Respondent demonstrated that petitioner concealed assets. By diverting checks from the various corporations, petitioner attempted to conceal the fact that that income had been generated by the corporations. Even though petitioner was aware that the checks were not reported on the corporations' books or on the corporate tax returns, petitioner did not inform Savage. Petitioner also did not report the diverted amounts on his Federal income tax returns.
In addition, petitioner refrained from telling Stoffa that he owned an interest in the pizza restaurant and Dairy Queen franchise operation. He neither informed Savage about his interest in these businesses, nor included income and expenses generated from them on his personal income tax returns.
When questioned by Stoffa, petitioner gave misleading answers in some instances and false answers in others. When asked if he owned businesses other than AW, CMW, and NCSCL, petitioner answered in the negative. Petitioner informed Stoffa that he had no income other than the wages and interest income that he had reported on his income tax returns. Petitioner's income tax returns did not include the diverted checks, unexplained deposits, or insurance proceeds. Petitioner also informed Stoffa that he had not received any damage awards from legal actions and that he had not received any gifts during the years in issue. At trial, however, petitioner attributed part of the cash deposits to gifts from his mother. As previously stated, we do not believe that any part of the unexplained deposits came from petitioner's mother. The inconsistencies in petitioner's statements lend further support to our conclusion that petitioner's activities were motivated by a fraudulent intent to avoid taxation. See Guinn v. Commissioner [Dec. 40,269(M)], T.C. Memo. 1983-401.

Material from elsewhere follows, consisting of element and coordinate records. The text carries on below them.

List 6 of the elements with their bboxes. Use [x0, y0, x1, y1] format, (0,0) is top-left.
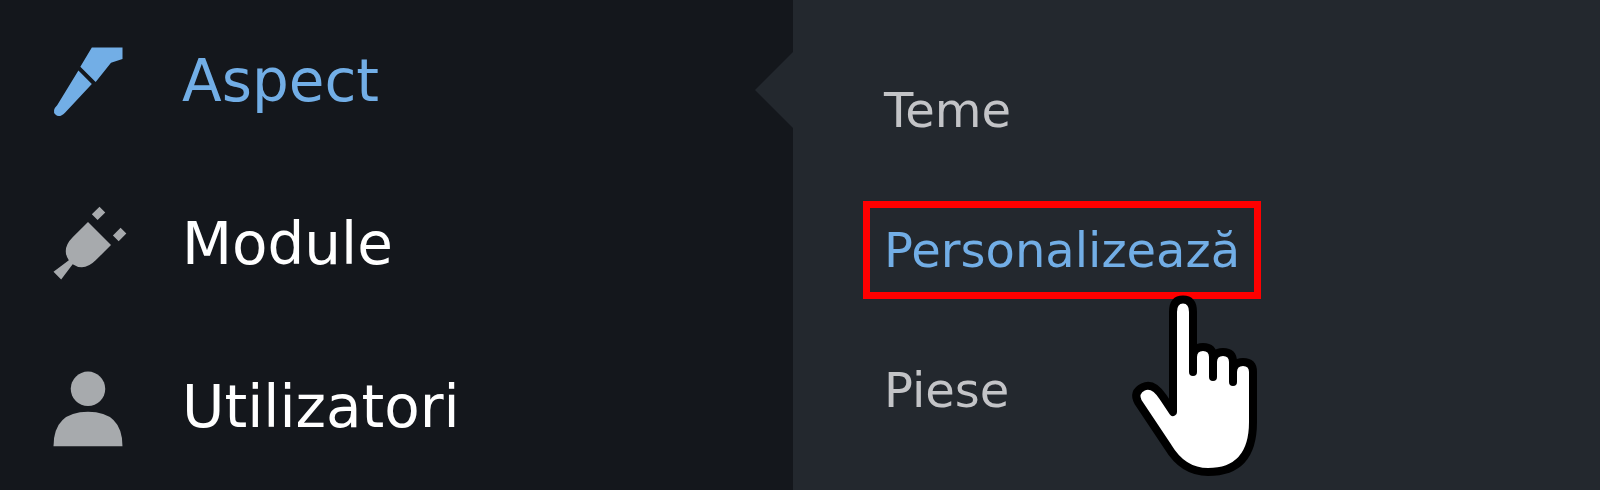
submenu-item[interactable]: Piese [863, 341, 1031, 439]
menu-item[interactable]: Utilizatori [182, 364, 460, 451]
menu-item[interactable]: Module [182, 201, 393, 288]
submenu-item[interactable]: Teme [863, 61, 1032, 159]
submenu-item[interactable]: Personalizează [863, 201, 1262, 299]
menu-item[interactable]: Aspect [182, 38, 380, 125]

Finally, respondent demonstrated that petitioner had engaged in illegal activities. In March 1990, petitioner pled guilty to conspiracy to commit tax fraud for the period January 1, 1983, through March 6, 1986. Coupled with petitioner's understatement of income, concealment of assets, inadequate records, and failure to cooperate with tax authorities, this activity shows clearly and convincingly that petitioner's evasion of taxes was undertaken with fraudulent intent.
Considering all the evidence, except for the underpayment with respect to the $20,000 insurance disability benefits which petitioner received in 1985, we conclude that respondent has shown by clear and convincing evidence that all the underpayments for the years in issue were due to fraud. Consequently, we hold that petitioner is liable for the additions to tax pursuant to section 6653(b)(1) and except for the underpayment of tax with respect to the $20,000 insurance disability benefits, the additions to tax pursuant to section 6653(b)(2).
Issue 5. Petitioner Is Liable for Additions to Tax for Substantial Understatement Pursuant to Section 6661
Section 6661 imposes an addition to tax if the amount of the understatement of income tax for the taxable year exceeds the greater of 10 percent of the tax required to be shown or $5,000. The amount of the addition is equal to 25 percent of the amount of any underpayment attributable to the understatement. Respondent determined that there was a substantial understatement for each of the years in issue. Petitioner bears the burden of refuting respondent's determination. Welch v. Helvering [3 USTC ╤ 1164], 290 U.S. 111 (1933).
In the instant case, petitioner did not address this issue. We have held that taxpayers concede the section 6661 issue when they fail to address it. Rothstein v. Commissioner [Dec. 44,670], 90 T.C. 488, 497 (1988). Therefore, we hold that petitioner is liable for the additions to tax pursuant to section 6661.
To reflect the foregoing and concessions by the parties,
Decision will be entered under Rule 155.